Strage di Urago: una battaglia giudiziaria lunga anni, morto Mario Cottarelli

Si è spento mercoledì notte a 74 anni Mario Cottarelli, il fratello di Angelo che venne brutalmente assassinato nell'agosto del 2006 insieme alla moglie Marzenna e al figlio Luca

Sono passati ormai quasi dodici anni da quel giorno terribile, e purtroppo indimenticabile: era una calda mattina d'agosto, il 28 agosto del 2006, quando Angelo Cottarelli e la moglie Marzenna Topor, e con loro anche il figlio Luca, vennero brutalmente uccisi tra le mura di casa, in Via Zuaboni a Urago Mella. Un episodio fissato nella memoria di tutti i bresciani, e non solo.

Ancora oggi viene ricordato come “la strage di Urago”. Una battaglia di giustizia che è proseguita ben oltre il triplice omicidio, nella figura di Mario Cottarelli: fratello di Angelo, da sempre convinto della colpevolezza dei cugini Marino, si è sempre battuto affinché – diceva lui – venisse fatta davvero giustizia.

Non è arrivato fino in fondo, fin dove voleva, ma è arrivato in fondo alla sua vita: Mario Cottarelli si è spento a 74 anni, è morto mercoledì notte. I funerali saranno celebrati sabato pomeriggio alle 13.30, nella chiesa parrocchiale del Sacro Cuore di Via Milano.

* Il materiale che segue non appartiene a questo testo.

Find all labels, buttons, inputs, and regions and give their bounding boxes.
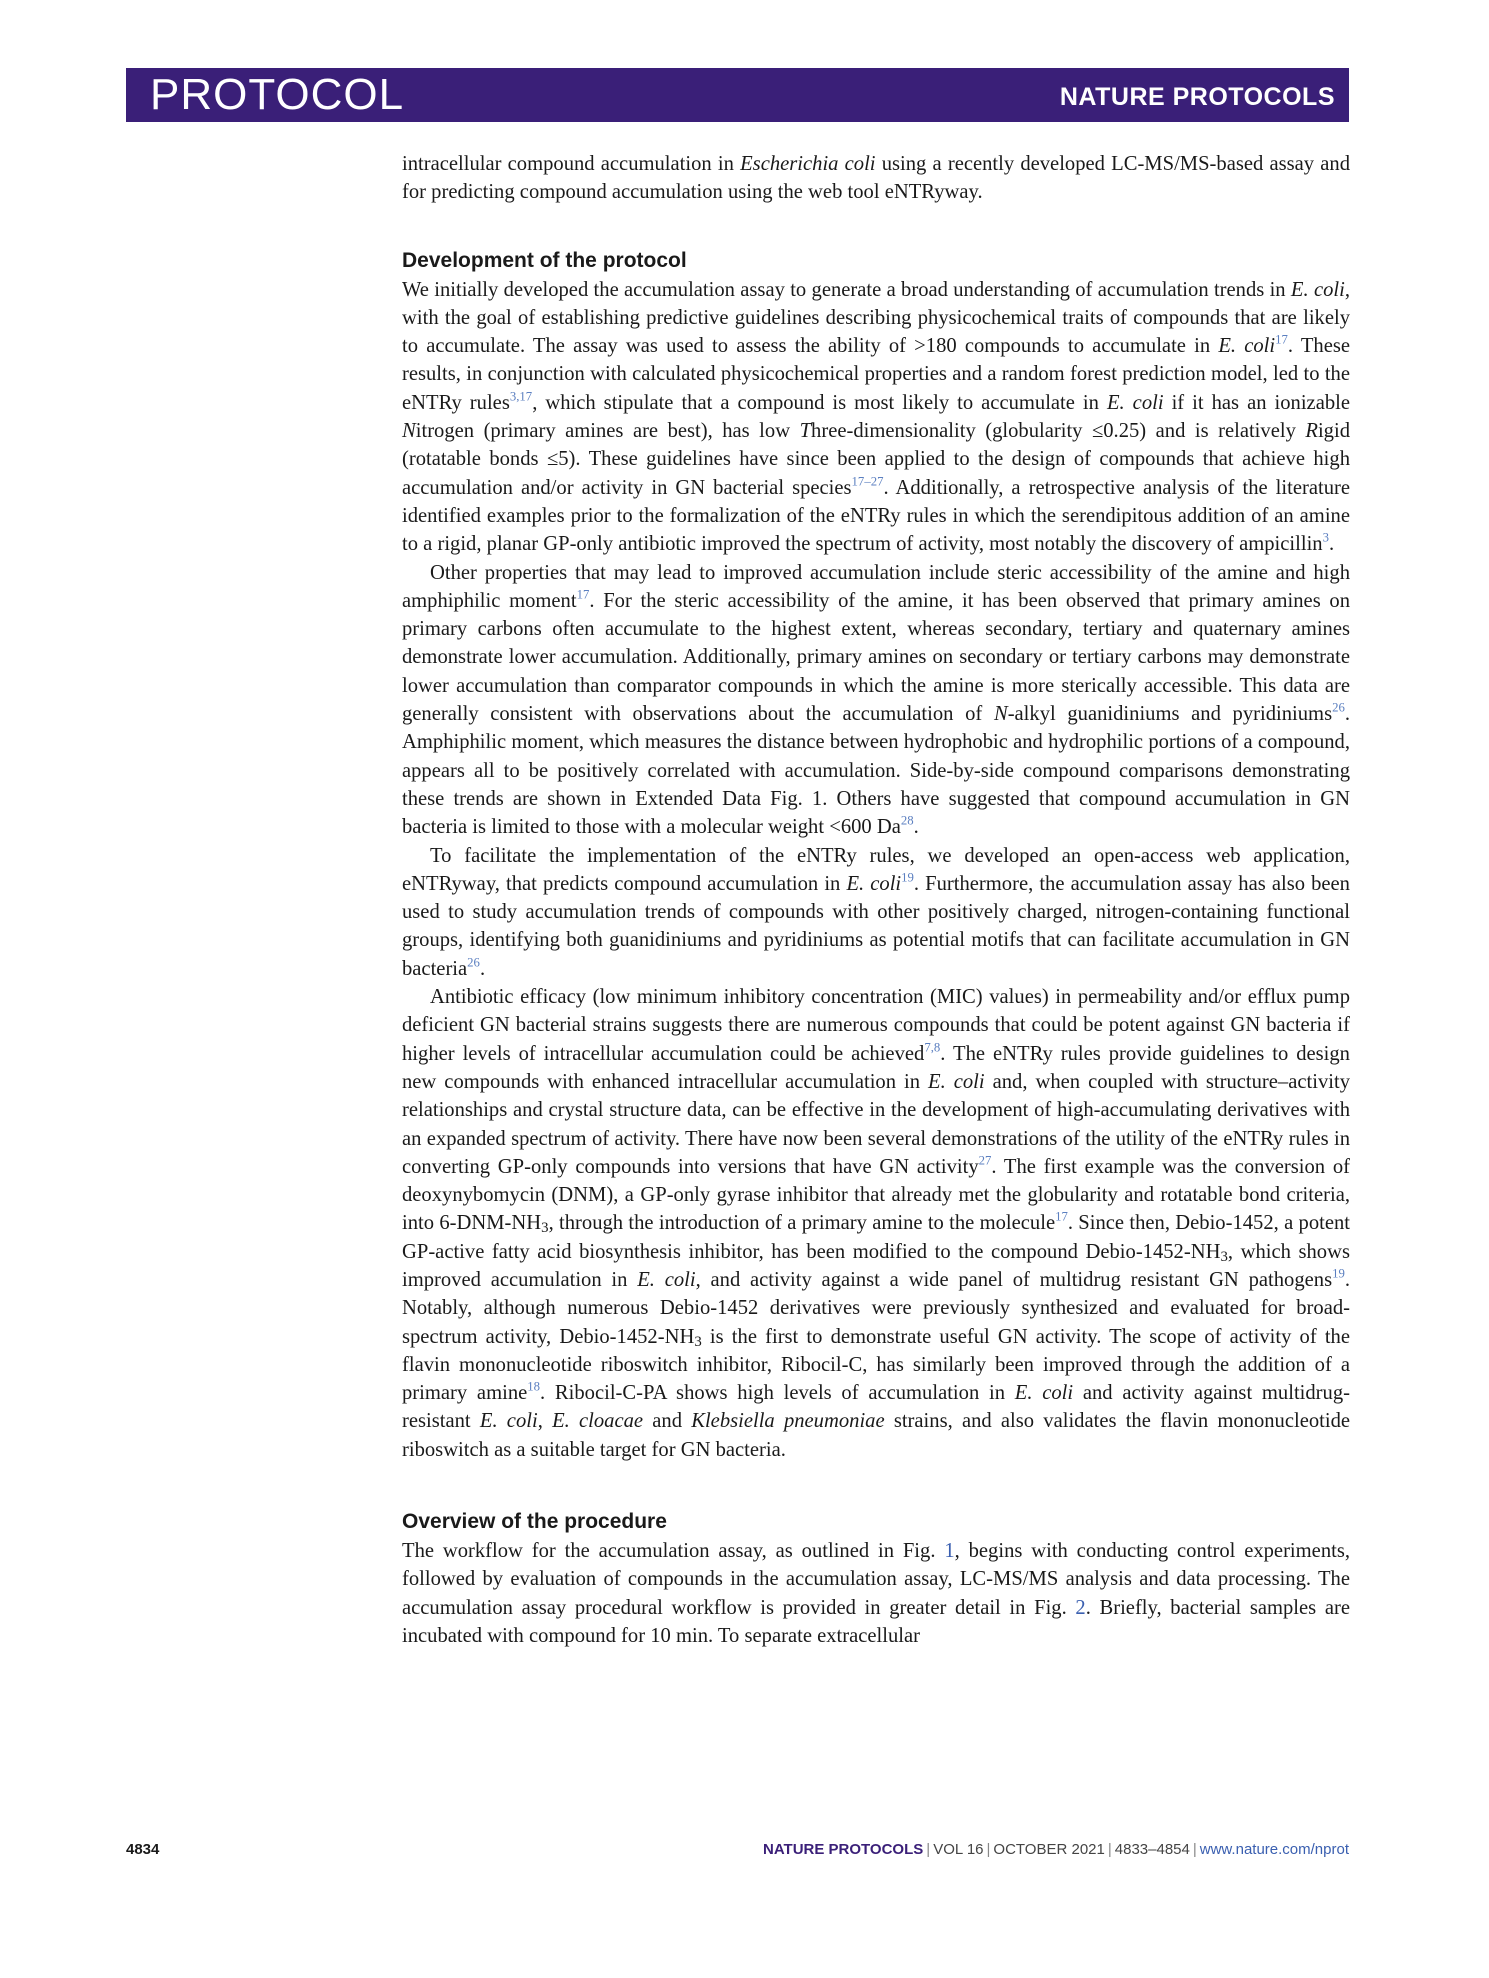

Per dodici anni, appunto, ha combattuto tra le aule dei tribunali. L'ultima sentenza è quella della Corte di Cassazione, pochi mesi fa: ha confermato la condanna all'ergastolo per Vito Marino ma ha invece "annullato" la sentenza della Corte d'Appello che in precedenza aveva condannato al carcere a vita anche il cugino Salvatore. La sua condanna è stata così "revocata", e il processo nuovamente rinviato.